Commissioner Caridad Rodriguez echoed their statements.
“You’re not being dismissed, it’s just that we’ve already heard it,” she said. “It’s not minimizing the importance, it’s just that we’ve heard it, we know it, it’s not being ignored.”
O’Dea, the lone dissenting vote, disagreed.
“If 100 people seem so passionate about an issue and they want to come and speak about it, and that means we have to sit here for four hours and listen to them, then that’s what we should do,” said O’Dea, noting that just because it was in the board’s power to be able to limit the public portion, doesn’t mean it should be done.
Despite his ‘no’ vote, he said he appreciated the need to not allow meetings to “get out of control.”
The shrinking public voice
Over the past several years, public comment times at the county and local levels have decreased.
In 2018, the Hudson County Board of Chosen Freeholders, now board of commissioners, approved an ordinance shrinking an individual’s time to speak during public portion from 15 minutes to five.
In Jersey City, the council moved in February of last year to reduce the amount of time the public could speak on ordinances on second reading, to three minutes apiece. Comments during the public portion on non-agenda items was limited to three minutes per person.
Before this, members of the public were allowed five minutes to address the council during the public-comment portion and given unlimited time during ordinances on second reading.
Due to the pandemic, the Hoboken City Council moved to limit a speaker’s time, citing the virtual nature of its meetings.
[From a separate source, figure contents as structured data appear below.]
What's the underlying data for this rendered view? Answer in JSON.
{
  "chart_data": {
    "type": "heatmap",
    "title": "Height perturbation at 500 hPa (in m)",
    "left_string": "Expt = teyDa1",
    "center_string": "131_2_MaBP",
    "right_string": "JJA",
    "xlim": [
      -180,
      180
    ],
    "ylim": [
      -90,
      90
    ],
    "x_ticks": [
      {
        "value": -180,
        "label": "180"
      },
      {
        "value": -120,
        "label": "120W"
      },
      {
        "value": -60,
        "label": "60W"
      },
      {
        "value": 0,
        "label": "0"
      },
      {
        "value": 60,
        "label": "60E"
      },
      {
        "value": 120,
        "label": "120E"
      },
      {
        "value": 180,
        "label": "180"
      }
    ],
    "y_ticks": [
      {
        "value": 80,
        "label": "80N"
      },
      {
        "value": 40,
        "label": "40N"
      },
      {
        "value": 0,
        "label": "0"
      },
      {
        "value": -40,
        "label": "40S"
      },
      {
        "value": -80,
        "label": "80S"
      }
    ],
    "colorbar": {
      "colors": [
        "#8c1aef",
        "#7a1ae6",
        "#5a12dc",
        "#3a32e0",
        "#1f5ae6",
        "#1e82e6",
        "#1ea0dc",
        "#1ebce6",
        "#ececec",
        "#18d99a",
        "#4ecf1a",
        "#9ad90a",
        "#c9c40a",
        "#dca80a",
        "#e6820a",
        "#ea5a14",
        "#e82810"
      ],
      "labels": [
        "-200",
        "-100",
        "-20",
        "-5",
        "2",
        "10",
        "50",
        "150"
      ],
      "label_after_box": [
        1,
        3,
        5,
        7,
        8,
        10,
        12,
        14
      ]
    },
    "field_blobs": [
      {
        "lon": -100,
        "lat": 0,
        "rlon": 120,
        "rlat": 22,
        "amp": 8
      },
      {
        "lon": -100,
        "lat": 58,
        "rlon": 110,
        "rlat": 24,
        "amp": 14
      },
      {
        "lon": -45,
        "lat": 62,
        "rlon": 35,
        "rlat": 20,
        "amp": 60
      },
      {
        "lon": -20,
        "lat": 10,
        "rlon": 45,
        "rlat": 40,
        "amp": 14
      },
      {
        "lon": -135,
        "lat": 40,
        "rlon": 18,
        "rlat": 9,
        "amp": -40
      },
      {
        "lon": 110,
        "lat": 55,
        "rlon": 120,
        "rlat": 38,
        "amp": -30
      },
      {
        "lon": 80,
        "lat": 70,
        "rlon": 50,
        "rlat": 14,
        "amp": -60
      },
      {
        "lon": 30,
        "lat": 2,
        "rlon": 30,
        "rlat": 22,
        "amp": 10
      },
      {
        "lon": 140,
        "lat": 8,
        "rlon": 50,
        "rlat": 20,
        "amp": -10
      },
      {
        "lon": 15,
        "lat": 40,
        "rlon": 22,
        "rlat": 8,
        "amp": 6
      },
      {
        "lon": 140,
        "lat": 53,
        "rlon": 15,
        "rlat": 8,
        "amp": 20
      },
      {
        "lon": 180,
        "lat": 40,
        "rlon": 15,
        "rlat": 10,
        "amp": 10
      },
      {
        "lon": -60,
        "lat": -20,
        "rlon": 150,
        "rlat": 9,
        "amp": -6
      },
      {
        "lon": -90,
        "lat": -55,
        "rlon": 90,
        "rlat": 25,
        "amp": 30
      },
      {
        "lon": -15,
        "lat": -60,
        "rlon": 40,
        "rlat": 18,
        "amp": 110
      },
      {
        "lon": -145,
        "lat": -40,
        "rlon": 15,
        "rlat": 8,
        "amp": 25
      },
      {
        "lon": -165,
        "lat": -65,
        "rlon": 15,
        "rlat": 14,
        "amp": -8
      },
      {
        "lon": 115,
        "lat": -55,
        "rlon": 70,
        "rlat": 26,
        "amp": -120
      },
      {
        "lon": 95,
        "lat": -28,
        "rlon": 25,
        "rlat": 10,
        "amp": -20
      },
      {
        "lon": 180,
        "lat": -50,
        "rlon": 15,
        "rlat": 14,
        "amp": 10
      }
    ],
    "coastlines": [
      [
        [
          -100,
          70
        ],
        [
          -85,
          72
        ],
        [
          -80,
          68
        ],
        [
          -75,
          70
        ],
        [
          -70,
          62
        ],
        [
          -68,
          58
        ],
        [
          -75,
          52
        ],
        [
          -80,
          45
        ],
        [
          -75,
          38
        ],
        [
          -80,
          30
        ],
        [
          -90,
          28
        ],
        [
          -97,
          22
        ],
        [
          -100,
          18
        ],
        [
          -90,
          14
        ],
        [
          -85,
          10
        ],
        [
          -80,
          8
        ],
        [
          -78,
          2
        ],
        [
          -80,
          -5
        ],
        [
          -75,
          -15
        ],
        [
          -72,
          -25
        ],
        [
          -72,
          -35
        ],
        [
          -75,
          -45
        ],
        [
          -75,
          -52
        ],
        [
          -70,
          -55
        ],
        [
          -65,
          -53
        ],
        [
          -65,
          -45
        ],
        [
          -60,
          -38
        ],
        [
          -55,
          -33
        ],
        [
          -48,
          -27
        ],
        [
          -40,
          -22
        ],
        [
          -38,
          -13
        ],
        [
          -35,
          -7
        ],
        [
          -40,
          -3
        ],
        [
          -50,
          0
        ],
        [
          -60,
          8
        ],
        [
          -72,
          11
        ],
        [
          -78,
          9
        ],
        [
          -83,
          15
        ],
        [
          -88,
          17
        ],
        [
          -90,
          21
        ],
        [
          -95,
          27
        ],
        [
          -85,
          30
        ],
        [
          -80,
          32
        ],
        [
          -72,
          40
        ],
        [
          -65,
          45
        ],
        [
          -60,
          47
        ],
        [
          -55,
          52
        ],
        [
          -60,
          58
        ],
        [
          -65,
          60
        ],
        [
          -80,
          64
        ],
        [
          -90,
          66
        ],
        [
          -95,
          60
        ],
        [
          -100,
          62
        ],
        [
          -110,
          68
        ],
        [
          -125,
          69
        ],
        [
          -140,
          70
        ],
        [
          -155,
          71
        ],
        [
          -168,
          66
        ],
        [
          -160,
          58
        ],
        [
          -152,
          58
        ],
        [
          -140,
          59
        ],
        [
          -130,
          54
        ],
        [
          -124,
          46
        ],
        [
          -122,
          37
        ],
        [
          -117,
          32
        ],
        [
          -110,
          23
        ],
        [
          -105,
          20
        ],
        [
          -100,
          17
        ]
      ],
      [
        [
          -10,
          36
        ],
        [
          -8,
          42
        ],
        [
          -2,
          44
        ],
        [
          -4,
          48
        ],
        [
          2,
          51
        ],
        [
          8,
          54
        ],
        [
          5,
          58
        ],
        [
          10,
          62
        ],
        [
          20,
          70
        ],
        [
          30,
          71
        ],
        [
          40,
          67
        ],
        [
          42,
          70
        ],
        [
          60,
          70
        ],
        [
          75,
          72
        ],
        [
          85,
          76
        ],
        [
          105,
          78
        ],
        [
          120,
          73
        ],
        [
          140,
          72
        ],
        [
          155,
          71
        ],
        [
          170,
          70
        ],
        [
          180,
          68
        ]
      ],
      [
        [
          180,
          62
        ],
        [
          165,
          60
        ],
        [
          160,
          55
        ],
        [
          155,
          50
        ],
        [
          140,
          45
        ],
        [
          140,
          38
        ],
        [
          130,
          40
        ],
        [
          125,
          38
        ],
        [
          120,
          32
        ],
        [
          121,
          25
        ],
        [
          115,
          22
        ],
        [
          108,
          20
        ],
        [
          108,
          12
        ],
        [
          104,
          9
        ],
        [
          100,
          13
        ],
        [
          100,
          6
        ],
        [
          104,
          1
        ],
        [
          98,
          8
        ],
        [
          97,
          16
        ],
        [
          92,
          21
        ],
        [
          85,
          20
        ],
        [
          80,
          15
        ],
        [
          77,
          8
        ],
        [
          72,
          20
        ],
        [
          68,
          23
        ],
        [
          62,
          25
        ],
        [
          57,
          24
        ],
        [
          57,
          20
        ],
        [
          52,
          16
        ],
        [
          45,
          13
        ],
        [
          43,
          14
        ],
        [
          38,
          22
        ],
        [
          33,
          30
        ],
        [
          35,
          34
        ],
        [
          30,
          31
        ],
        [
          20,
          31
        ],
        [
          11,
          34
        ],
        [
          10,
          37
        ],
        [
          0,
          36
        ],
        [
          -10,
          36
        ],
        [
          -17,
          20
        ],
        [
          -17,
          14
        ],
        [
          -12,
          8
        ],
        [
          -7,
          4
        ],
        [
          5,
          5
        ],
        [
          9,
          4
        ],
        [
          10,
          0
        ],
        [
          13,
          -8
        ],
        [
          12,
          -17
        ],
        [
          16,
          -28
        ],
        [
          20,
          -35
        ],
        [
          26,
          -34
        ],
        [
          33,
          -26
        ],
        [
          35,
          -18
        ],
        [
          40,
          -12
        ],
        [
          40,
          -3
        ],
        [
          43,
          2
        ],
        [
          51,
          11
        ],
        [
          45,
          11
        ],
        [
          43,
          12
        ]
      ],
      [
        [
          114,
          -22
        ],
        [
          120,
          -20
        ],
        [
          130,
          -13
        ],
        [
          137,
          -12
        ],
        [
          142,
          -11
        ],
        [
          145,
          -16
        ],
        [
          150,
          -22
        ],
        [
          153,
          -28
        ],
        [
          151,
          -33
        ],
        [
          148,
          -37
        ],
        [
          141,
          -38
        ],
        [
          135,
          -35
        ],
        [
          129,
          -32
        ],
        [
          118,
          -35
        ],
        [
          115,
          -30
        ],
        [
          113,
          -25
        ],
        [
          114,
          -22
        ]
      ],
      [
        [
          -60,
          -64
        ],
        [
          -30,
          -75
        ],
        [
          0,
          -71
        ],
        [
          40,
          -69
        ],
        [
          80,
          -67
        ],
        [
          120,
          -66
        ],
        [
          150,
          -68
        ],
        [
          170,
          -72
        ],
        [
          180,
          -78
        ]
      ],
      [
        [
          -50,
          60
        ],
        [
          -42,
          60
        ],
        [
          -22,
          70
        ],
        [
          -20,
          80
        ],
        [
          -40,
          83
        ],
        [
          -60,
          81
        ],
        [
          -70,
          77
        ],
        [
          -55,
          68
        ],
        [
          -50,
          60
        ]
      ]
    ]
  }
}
in August, it adopted a resolution limiting public speakers’ statements to five minutes total on both agenda and non-agenda items.
Previously, during in-person meetings members of the public who wished to speak on a second reading ordinance were allotted five minutes as well as five minutes during the public portion on any non-agenda item.
If a speaker wanted to discuss an item on the consent agenda, they were given five minutes to do so unless he or she wanted to speak on more than one item in which case they could speak for seven minutes total.
According to the resolution, this is only for virtually held council meetings. When meetings are in person again, time limits will revert back to the pre-pandemic limits.